Localised data coming

Chief Health Officer Brett Sutton.

By Mitchell Clarke

The Department of Health and Human Services (DHHS) is currently working on ways to provide more localised data relating to positive coronavirus cases.

Victoria’s Chief Health Officer Professor Brett Sutton said he was “supportive” of providing suburb specific data, and said the information could be provided through a Power BI platform.

Currently, daily coronavirus figures from DHHS only provide data on local government areas (LGAs).

“I’m supportive of that … as long as it doesn’t identify individuals or potentially identify individuals with a notifiable disease,” Prof Sutton said.

“That protection of privacy and the knowledge that people can come forward with testing, get a positive result and not be afraid that their information will not become publicly available is really important.”

Cardinia Shire residents have long been calling for more transparency on the location of cases, as the local government area spans 1283 square kilometres.

The Gazette is unaware of any positive Covid cases in the Shire’s rural townships like Tynong, Tonimbuk, Garfield or Bunyip.

But Professor Sutton said there was some ambivalence about providing the data, adding it could lead to increased complacency in some areas.

“There’s some ambivalence about people saying ‘I need to know it’s in that postcode and not my postcode’,” he said.

“It (Covid-19) is across Victoria, and I don’t want people to have a false sense of confidence about not following all of the directions in place because they’re in a big Shire … I don’t want that to happen.”

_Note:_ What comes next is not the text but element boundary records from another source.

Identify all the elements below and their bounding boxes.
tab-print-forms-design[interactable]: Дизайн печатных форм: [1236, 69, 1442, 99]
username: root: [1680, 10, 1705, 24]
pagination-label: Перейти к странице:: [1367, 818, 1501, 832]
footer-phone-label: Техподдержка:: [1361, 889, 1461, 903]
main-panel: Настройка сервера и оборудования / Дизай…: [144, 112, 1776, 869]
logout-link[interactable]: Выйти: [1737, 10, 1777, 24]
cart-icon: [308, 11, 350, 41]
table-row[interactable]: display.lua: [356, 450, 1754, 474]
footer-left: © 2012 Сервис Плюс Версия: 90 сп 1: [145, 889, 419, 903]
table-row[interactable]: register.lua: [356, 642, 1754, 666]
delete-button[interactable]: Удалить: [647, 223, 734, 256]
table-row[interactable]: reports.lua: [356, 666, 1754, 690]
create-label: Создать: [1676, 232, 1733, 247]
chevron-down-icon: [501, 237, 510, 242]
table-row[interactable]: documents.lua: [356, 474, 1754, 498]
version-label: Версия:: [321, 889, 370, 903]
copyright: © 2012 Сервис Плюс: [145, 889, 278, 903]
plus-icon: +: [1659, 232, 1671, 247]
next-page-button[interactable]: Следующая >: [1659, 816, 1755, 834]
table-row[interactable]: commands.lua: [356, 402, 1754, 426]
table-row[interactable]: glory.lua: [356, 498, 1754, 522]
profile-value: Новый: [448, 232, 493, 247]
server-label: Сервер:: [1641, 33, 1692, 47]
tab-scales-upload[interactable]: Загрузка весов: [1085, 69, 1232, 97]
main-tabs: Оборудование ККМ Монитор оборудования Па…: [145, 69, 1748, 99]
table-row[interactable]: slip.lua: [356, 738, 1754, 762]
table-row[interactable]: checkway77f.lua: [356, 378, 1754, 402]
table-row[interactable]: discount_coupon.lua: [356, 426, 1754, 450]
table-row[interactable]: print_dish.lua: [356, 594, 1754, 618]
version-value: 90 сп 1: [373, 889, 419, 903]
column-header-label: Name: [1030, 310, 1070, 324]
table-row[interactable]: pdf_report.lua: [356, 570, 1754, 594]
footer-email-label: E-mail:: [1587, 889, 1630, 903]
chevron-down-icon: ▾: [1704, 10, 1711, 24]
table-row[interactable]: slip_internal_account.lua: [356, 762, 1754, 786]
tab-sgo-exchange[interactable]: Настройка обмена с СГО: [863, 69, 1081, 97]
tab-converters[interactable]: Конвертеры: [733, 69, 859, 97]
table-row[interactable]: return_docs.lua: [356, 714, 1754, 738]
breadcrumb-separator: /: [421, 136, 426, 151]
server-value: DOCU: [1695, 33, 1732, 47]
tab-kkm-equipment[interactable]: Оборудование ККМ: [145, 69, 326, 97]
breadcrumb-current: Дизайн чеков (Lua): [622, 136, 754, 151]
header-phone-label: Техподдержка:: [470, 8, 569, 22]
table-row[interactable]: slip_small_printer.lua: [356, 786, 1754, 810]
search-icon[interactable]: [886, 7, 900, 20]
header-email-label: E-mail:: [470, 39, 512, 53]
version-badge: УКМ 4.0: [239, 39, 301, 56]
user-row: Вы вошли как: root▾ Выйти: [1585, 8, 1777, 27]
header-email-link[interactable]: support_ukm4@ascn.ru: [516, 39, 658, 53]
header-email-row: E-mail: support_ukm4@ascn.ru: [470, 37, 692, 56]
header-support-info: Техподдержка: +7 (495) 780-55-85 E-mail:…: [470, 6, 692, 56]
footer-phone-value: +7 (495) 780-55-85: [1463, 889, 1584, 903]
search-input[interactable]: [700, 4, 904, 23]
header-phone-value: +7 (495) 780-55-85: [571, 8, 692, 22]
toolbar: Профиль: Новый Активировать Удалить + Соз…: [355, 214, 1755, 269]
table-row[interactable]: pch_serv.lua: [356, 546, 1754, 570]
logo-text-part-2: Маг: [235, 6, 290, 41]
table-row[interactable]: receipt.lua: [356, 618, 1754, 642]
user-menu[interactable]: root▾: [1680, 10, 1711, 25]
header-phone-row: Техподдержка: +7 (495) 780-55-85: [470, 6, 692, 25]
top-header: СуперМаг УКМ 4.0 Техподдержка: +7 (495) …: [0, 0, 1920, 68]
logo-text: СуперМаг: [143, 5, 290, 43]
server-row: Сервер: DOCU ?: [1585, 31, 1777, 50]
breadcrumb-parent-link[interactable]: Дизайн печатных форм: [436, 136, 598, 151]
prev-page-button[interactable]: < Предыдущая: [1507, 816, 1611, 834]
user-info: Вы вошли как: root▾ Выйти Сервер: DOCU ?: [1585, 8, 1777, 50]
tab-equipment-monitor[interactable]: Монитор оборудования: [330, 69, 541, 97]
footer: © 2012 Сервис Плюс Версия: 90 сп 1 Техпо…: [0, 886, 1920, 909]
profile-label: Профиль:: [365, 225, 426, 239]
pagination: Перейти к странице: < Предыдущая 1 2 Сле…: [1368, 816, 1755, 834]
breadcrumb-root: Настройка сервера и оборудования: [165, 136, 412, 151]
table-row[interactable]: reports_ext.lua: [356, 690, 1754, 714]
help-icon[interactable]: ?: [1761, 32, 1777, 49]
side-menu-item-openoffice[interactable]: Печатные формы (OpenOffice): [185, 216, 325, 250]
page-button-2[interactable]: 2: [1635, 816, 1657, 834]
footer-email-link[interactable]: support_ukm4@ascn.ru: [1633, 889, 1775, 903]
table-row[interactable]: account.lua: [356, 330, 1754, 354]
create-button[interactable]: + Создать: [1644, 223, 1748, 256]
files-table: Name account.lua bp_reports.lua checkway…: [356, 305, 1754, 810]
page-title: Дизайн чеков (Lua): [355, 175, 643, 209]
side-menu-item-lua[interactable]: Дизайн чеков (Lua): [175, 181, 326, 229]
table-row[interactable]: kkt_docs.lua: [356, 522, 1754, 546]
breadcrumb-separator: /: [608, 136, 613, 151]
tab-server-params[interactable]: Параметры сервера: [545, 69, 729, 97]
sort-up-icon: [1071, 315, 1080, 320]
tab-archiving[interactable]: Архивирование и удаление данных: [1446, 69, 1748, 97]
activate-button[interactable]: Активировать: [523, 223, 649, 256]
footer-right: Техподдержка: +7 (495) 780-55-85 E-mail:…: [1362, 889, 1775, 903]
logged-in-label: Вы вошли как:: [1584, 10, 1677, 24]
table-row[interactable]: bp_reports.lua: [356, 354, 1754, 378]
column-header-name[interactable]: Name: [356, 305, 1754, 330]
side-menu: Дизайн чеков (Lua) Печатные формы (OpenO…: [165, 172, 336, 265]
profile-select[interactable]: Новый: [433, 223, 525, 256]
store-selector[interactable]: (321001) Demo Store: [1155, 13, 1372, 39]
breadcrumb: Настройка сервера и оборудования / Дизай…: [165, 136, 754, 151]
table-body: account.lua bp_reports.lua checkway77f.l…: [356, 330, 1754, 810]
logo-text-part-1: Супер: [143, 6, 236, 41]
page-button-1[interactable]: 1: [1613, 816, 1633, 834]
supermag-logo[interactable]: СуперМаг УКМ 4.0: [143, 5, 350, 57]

The question was first put to Premier Daniel Andrews during a regional press conference, who vowed to look into the request.

He said providing details on suburbs or towns brought up the challenge of maintaining privacy, especially in regional areas, where there are such small case numbers.

“It’s always a difficult balance to strike … What we never want to have is a situation where people might be reticent to come forward and get tested if they thought they were going to be, in effect, named, because that could have a whole range of different consequences,” Premier Andrews said.

He said daily coronavirus numbers weren’t reported for the purpose of trying to worry people, but rather to try to provide transparency throughout the pandemic.

“There might be some ways we can maintain privacy but still give a better sense of where it (the virus) is, and therefore where it isn’t.”

Statewide, 627 new Covid-19 cases were recorded across Victoria on Friday 31 July.

As of Thursday 30 July, there were 35 active cases of coronavirus in Cardinia Shire.